L’audition libre permet d’interroger dans les locaux de la police ou de la gendarmerie une personne suspectée d’avoir commis une infraction sans avoir à procéder à sa mise en garde à vue et sans qu’elle y soit retenue sous la contrainte.

QUI PEUT Y PROCEDER ?

La police judiciaire est chargée de constater officiellement les infractions pénales commises et d’en retrouver les auteurs et les preuves. Elle est placée sous l’autorité du procureur de la République et comprend des membres de la police nationale et de la gendarmerie nationale, notamment des officiers de police judiciaire (OPJ). Pour réaliser les enquêtes, il faut entendre les personnes soupçonnées ou témoins susceptibles de fournir des informations sur une infraction pénale et ses auteurs.

DANS QUELS CAS PEUT-ON ETRE CONVOQUE POUR UNE AUDITION LIBRE ? 

Une audition libre peut être organisée dans le cadre d’une :

  • Enquête de flagrance (une infraction vient d’être commise ou est en train de se commettre) ;
  • Enquête préliminaire (l’infraction a été commise depuis plus de 48 heures) ;
  • Enquête sur commission rogatoire (actes ordonnés par un juge d’instruction) ;
  • Enquête douanière (suite à un contrôle douanier).

QU’EST-CE QUE L’AUDITION LIBRE ?

L’audition libre est une procédure permettant de convoquer et d’entendre dans un commissariat ou une gendarmerie une personne à l’encontre de laquelle il existe des raisons plausibles de soupçonner qu’elle a commis ou tenté de commettre une infraction, sans la placer en garde à vue et dans les conditions définies par le Code de procédure pénale. 

COMMENT ETRE ENTENDU EN AUDITION LIBRE ?

  • Soit en se rendant librement et spontanément dans un commissariat ou à la gendarmerie ;
  • Soit sur convocation écrite d’avoir à se présenter au commissariat de police ou à la gendarmerie. Cette convocation doit préciser :
    • la nature de l’infraction que la personne est soupçonnée avoir commise ou tenté de commettre ;
    • la date et le lieu où elle a été constatée ;
    • les droits de la personne convoquée.

LA PERSONNE CONVOQUEE DOIT-ELLE OBLIGATOIREMENT S’Y RENDRE ? 

Oui, la personne convoquée par les policiers ou les gendarmes a l’obligation de se rendre à l’audition libre pour être interrogée.

Toutefois, elle est libre de partir à tout moment pendant l’audition.

A savoir : contrairement à un témoin qui peut être retenu sous la contrainte le temps nécessaire à son audition et maximum 4h, le suspect quant à lui ne peut être retenu sous la contrainte lors de son audition, sauf à être placé en garde à vue (article 62 du Code de procédure pénale).  

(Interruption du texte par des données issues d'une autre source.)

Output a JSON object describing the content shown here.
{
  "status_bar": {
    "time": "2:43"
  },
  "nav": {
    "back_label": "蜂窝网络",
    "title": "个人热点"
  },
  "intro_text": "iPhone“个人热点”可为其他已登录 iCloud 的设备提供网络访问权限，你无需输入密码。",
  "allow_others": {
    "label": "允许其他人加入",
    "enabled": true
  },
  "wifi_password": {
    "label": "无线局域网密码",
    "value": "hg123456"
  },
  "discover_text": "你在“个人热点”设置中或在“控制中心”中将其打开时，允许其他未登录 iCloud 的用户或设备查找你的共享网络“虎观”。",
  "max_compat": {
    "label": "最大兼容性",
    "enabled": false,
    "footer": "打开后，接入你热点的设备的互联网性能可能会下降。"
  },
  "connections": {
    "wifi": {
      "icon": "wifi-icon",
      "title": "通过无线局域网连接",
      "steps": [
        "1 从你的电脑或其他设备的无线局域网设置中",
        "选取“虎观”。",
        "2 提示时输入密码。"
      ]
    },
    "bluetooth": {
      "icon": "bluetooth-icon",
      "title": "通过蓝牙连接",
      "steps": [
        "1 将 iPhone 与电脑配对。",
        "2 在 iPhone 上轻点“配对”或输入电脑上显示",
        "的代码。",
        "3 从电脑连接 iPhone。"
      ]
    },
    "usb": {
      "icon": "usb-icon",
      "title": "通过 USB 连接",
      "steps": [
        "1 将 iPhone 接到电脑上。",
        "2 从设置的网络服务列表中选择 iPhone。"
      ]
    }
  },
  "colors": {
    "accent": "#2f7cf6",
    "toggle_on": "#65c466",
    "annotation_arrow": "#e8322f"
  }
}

QUELS SONT LES DROITS DE LA PERSONNE AUDITIONNEE ?

Les dispositions du Code de procédure pénale (art. 61.1) accordent des droits aux personnes soupçonnées entendues en audition libre. Ceux-ci doivent être notifiés :

  • avant l’audition ;
  • sur la convocation écrite et rappelés avant l’audition.

Il s’agit notamment du droit :

  • de quitter à tout moment les locaux où la personne est entendue ;
  • de répondre aux questions qui lui sont posées ou de se taire ;
  • à l’assistance d’un avocat au cours de l’audition si l’infraction sur laquelle la personne est auditionnée est un crime ou un délit puni d’une peine d’emprisonnement. Ce droit doit aussi être mentionné sur la convocation en vue de l’audition libre. L’avocat est choisi et payé par la personne librement auditionnée. Sur sa demande, il peut être désigné par le bâtonnier de l’Ordre des avocats. Si la personne remplit les conditions de ressources requises, ses honoraires seront pris en charge par l’aide juridictionnelle.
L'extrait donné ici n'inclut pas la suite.